NHK朝ドラの「あまちゃん」に登場するアイドル・プロデューサーは、詞先(先に作詞)でも、曲先(先に作曲)でもなくて、振り先(ふりせん、先に振付)という設定だ。アイドル・ダンスでは詞や曲ができる前に振付を考えるというのは普通ではないみたいだが、ジャワの伝統舞踊で、私は振り先で作られたダンスを踊った経験がある。というわけで、今回は振付と音楽の関係について。

私の場合、第1作目は曲先で振付した。初めて演奏会で曲を聴いたときに、それまで舞踊にしたいと思っていたコンセプトにぴったりの曲だと思ったからだ。2作目は委嘱曲で振付したいと思っていたので、舞踊音楽の作曲を得意とする音楽家に委嘱した。この人はある程度が振付ができてから音楽をつけたいと言ってきたので、曲のコンセプト、進行、フォーメーション、曲調、曲の形式、演出などを最初に伝え、それぞれの場面の動きを大ざっぱに決めてから一度練習を見に来てもらい、曲ができると、それで踊り込みつつ、音楽の方も手直しという作業をした。

たぶん、こんな風に音楽家と相談しながら振り付けるのがジャワの伝統的な手法だろうと、私は漠然と思っていたのだが、私が踊り手の1人に起用されたある公演では、本当に「振り先」だったので驚いた。つまり、音楽がまだできていないのに、動きだけどんどん決めていくのだ。振付家は当時すでに40代半ばの芸術系大学の舞踊教員だから、素人ではない。彼の作品では男女4人ずつが出演したのだが、女性パートでは私1人が呼ばれ、彼の試行錯誤に付き合って指図されるままに動き、動きが決まると彼はそのつど舞踊譜に足していった。男性パートでもわたしと同様に呼ばれていた人が1人いた。振付がほぼできてから他の踊り手も呼ばれて全体練習が始まり、フォーメーションが付け加わり、全体練習進んでから作曲家がやってきて、振付を見て、音楽ができたのはいつ頃だっただろう…、もう公演にかなり近くなってからのことだ。そういうやり方なのに、ばっちり音楽と振付の雰囲気が合っていて、私はびっくりしてしまった。というのも、この振付家はわたしと違って、曲の形式もあまり考慮してなかったからなのだ。ジャワの音楽はどんな形式の曲であれ4拍単位になっているから、それに合わせてやっていけば良いようなものの、ガムラン音楽のどの形式に合わない箇所もできたりして、私が指摘したこともある。とにかく、全体構成を意識せず(していたのかもしれないが)、冒頭部からどんどん動きをつなげていくという「振り先」の振付方法は意外だった。

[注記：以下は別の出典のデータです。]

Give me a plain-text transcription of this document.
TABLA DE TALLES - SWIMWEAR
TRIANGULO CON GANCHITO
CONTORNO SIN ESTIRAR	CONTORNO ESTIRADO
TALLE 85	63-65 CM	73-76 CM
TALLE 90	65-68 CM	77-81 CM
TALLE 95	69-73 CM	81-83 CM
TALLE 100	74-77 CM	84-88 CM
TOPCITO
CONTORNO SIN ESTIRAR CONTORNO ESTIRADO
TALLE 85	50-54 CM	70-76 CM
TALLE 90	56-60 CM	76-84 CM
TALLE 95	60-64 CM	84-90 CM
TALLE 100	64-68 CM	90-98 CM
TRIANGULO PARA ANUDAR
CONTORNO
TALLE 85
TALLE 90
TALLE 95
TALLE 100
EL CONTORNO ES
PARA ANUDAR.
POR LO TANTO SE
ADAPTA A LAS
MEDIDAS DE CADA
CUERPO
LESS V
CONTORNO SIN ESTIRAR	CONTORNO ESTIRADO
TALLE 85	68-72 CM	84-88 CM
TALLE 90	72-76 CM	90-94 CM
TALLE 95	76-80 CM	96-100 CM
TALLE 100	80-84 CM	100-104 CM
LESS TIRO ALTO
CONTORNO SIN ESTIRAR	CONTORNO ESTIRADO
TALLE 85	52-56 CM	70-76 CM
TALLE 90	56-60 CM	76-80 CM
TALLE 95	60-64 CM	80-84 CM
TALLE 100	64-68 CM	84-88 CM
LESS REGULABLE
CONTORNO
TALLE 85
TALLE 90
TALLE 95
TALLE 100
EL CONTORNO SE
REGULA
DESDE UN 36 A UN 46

私の第2作目の音楽家は楽器演奏者として出発しているせいだろう、曲先の人だった。「歌詞はどうする?」と聞いてくれたのは、わざわざ作詞したいか?ということを確認するためで、私が「別に意味がなくても良いです」と伝えたらそれでOKで、その観点から詞(というか単語)を当ててくれた。私にとって、舞踊の歌は、言葉の意味以上に効果音として意味があるもの。ときどき単語が耳に入っていろんなイメージを喚起してくれるけれど、そんなイメージや音の響きの方が、意味より大事、なのだ。けれど、同じガムラン音楽家でも、詞の朗誦から出発した人は当然ながら詞にうるさい。私が3作目の舞踊作品を作った時は歌の人に作曲してもらったのだが、その人は詞先でまず歌詞を作ってきた。それも1番、2番…という形で。だから、私がインストゥルメンタルな部分を増やしたり、曲を短くしたりするため歌詞を削りたいとお願いすると、意味がつながらなくなると主張されて、結局短くできなかった。

というわけで、私としては、「振り先」100%は唖然とするが、詞先でも困る、振り優先で途中から曲との同時並行がいいなあ、という次第。他の人がどんなふうに創作しているのかは知らないけれど…。